What You See Is What You Get: Attention-based Self-guided Automatic Unit Test Generation
Xin Yin, Chao Ni, Xiaodan Xu, Xiaohu Yang
TL;DR
AUGER tackles defects in software by coupling a high-confidence defect-detection stage with an attention-guided, defect-location-aware unit-test generation stage. The defect detector enhances robustness via adversarial and contrastive learning on a code encoder (UniXcoder), while the test generator uses an attention profiling mechanism to steer LLMs toward defect-relevant statements. Across Bears, Bugs.jar, and Defects4J, AUGER achieves superior defect-detection metrics and substantially increases the number of error-triggering tests with high precision, validated on real-world post-2023 projects. This WYSIWYG framework offers practical, explainable defect assessment and efficient, targeted testing for software quality assurance, with potential for broader adoption in real-world development workflows.
Abstract
Software defects heavily affect software's functionalities and may cause huge losses. Recently, many AI-based approaches have been proposed to detect defects, which can be divided into two categories: software defect prediction and automatic unit test generation. While these approaches have made great progress in software defect detection, they still have several limitations in practical application, including the low confidence of prediction models and the inefficiency of unit testing models. To address these limitations, we propose a WYSIWYG (i.e., What You See Is What You Get) approach: Attention-based Self-guided Automatic Unit Test GenERation (AUGER), which contains two stages: defect detection and error triggering. In the former stage, AUGER first detects the proneness of defects. Then, in the latter stage, it guides to generate unit tests for triggering such an error with the help of critical information obtained by the former stage.

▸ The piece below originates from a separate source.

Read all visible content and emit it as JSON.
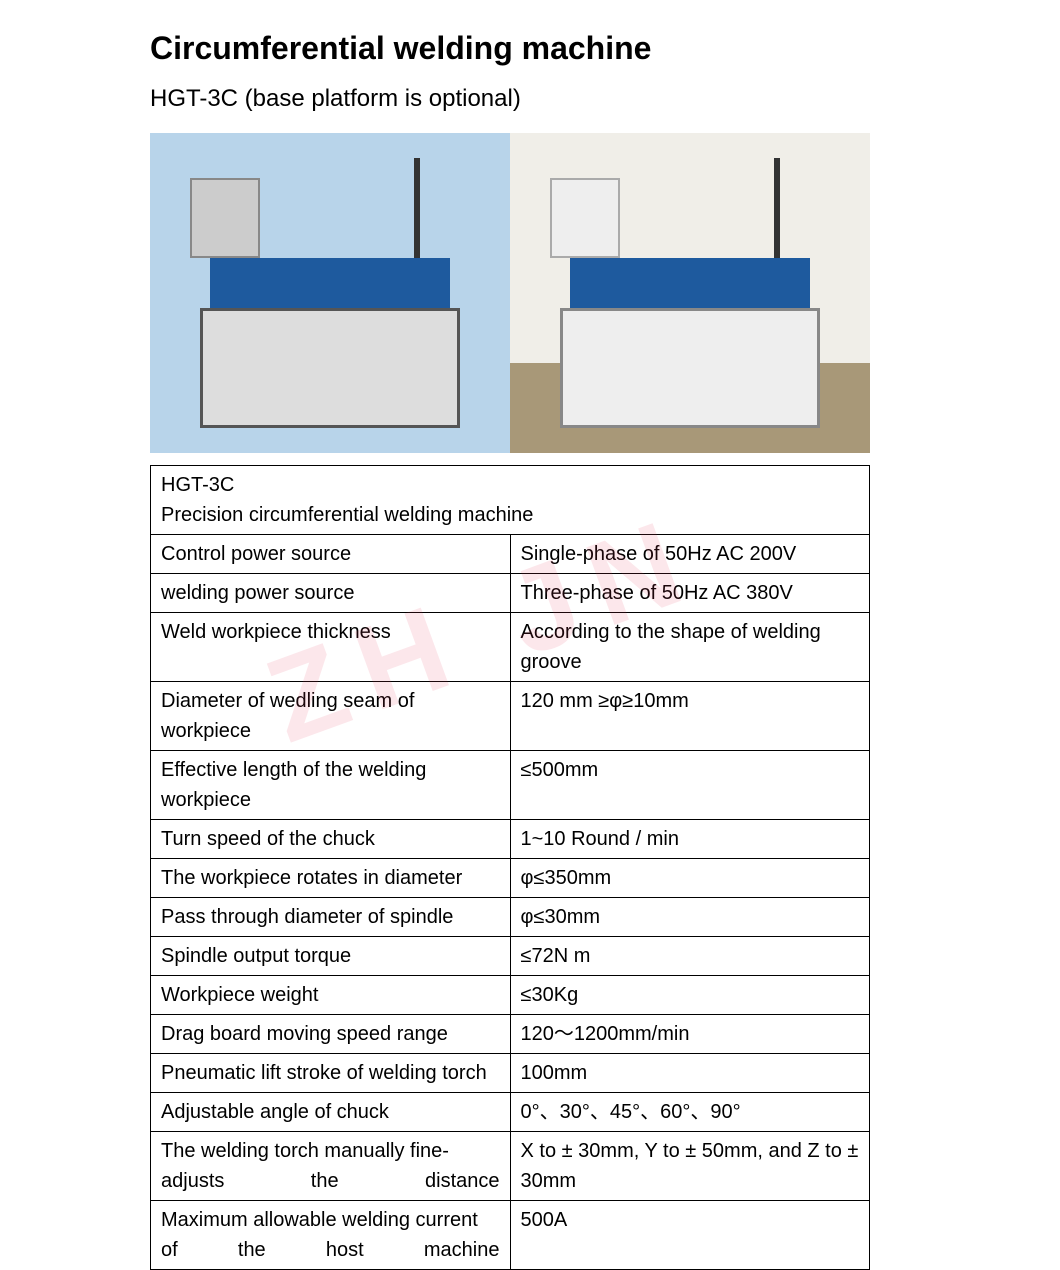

To evaluate the effectiveness of AUGER, we conduct a large-scale experiment by comparing with the state-of-the-art (SOTA) approaches on the widely used datasets (i.e., Bears, Bugs.jar, and Defects4J). AUGER makes great improvements by 4.7% to 35.3% and 17.7% to 40.4% in terms of F1-score and Precision in defect detection, and can trigger 23 to 84 more errors than SOTAs in unit test generation. Besides, we also conduct a further study to verify the generalization in practical usage by collecting a new dataset from real-world projects.